No.  I stumbled upon that as well, but honestly didn't pay much attention to it.  Unfortunately the current code structure in guest_s390_toIR.c doesn't provide a clean way of reporting a decoding error up through the call chain.  See my patch below for a possible solution.

> @@ -19357,6 +20039,18 @@ s390_decode_6byte_and_irgen(const UChar *bytes)
>          unsigned int rxb : 4;
>          unsigned int op2 : 8;
>        } VRR;
> +      struct {
> +         unsigned int op1 : 8;
> 
> Same comment as above re UInt.
The same as above applies.

Comment 16 Andreas Arnez 2018-11-28 19:57:22 UTC

Created attachment 116556 [details]
Change unsigned int to UInt

This is a delta-patch that changes the bit fields members from unsigned int to UInt.  This patch only performs this change for the structures added with the introduction of vector FP support and is meant to be merged with the base patch (if desired).
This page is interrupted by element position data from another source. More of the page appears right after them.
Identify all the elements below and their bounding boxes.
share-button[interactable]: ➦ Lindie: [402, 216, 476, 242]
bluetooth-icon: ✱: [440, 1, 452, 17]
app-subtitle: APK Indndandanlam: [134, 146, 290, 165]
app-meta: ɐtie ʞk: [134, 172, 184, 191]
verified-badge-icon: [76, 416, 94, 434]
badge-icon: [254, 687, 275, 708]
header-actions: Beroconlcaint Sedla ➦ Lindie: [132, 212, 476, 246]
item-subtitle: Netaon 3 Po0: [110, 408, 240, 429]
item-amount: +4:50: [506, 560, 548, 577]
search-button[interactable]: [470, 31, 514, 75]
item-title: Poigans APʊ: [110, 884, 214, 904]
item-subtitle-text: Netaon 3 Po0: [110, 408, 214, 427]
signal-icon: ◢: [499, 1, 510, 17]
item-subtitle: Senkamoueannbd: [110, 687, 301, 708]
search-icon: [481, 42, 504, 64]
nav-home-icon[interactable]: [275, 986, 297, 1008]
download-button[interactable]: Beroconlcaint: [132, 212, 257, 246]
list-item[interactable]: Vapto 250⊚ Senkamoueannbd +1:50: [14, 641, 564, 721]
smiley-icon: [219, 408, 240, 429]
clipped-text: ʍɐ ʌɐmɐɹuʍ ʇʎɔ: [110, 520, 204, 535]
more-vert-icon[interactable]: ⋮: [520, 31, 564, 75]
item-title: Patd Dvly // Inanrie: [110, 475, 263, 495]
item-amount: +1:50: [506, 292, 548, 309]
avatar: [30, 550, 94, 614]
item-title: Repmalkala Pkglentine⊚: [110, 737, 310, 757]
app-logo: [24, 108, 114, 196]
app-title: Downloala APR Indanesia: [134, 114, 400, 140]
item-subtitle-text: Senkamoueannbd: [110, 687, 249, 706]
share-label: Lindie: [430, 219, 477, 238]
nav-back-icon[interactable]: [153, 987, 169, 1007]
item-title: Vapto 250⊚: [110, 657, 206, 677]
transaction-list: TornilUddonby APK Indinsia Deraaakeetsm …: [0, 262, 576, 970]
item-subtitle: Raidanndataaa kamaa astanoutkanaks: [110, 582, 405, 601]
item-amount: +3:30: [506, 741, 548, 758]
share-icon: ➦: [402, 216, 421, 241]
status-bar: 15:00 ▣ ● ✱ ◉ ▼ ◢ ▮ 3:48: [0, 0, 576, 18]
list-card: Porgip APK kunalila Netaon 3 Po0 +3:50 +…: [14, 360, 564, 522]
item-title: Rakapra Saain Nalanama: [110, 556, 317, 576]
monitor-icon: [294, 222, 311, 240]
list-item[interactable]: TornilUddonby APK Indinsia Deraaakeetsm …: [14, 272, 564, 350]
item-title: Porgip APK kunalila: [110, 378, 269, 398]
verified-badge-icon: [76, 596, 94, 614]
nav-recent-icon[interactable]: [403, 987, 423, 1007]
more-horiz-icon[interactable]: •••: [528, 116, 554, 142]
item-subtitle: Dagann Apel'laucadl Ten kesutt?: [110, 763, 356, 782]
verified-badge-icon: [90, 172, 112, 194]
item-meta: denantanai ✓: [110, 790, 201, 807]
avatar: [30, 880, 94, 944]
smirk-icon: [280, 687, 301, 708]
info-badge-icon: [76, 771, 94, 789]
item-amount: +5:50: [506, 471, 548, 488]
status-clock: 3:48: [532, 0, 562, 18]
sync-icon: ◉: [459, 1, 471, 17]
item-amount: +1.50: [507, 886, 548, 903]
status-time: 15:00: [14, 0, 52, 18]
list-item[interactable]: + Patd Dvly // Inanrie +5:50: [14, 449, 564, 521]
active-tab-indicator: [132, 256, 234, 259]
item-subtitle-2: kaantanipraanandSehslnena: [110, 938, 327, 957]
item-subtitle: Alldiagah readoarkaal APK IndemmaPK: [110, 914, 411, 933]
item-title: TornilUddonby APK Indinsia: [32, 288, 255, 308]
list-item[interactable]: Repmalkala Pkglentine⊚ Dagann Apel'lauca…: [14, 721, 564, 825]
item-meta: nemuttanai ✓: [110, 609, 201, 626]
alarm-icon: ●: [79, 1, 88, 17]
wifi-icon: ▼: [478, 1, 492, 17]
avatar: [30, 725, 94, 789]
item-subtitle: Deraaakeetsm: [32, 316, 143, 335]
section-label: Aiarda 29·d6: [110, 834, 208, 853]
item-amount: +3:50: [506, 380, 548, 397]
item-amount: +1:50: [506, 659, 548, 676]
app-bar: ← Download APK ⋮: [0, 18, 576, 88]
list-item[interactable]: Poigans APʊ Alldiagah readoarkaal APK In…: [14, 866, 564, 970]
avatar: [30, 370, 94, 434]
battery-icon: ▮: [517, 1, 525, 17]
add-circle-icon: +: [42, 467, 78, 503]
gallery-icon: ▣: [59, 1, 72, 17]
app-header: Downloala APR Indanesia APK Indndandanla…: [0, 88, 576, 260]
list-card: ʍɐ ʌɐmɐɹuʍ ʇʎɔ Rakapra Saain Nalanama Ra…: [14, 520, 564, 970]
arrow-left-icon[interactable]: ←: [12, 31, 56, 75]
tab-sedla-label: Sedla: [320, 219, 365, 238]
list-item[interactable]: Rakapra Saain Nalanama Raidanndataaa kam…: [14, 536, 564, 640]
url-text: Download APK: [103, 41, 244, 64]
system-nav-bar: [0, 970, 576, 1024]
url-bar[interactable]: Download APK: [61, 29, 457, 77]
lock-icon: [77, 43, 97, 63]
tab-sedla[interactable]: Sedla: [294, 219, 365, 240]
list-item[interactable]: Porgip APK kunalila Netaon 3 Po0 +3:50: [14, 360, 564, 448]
Comment 17 Andreas Arnez 2018-11-28 20:02:45 UTC

Created attachment 116557 [details]
Address feedback for vector FP patch

Another delta-patch that addresses the remaining aspects from comment #12.  The vassert() invocations that actually check for specification exceptions are replaced by invocations to a new macro, s390_insn_assert().  If a specification exception is recognized, Valgrind will now emit a message like this:
  vex s390->IR: specification exception: E720 2000 20E3
  ==158317== valgrind: Unrecognised instruction at address 0x10004c2.
This patch is also meant to be merged with the base vector FP support before committing.

Comment 18 Andreas Arnez 2018-11-30 14:18:13 UTC

Pushed after approval from Julian on IRC yesterday --
  "(03:05:09 PM) sewardj: so, yes, land all the 385411 patches"
-- as the following commits:

  600a0099a Bug 385411 s390x: Add z13 vector floating point support
  86bd88945 Bug 385411 s390x: Tests and internals for z13 vector FP support

Where the patches from comment 16 and comment 17 have been merged into the former.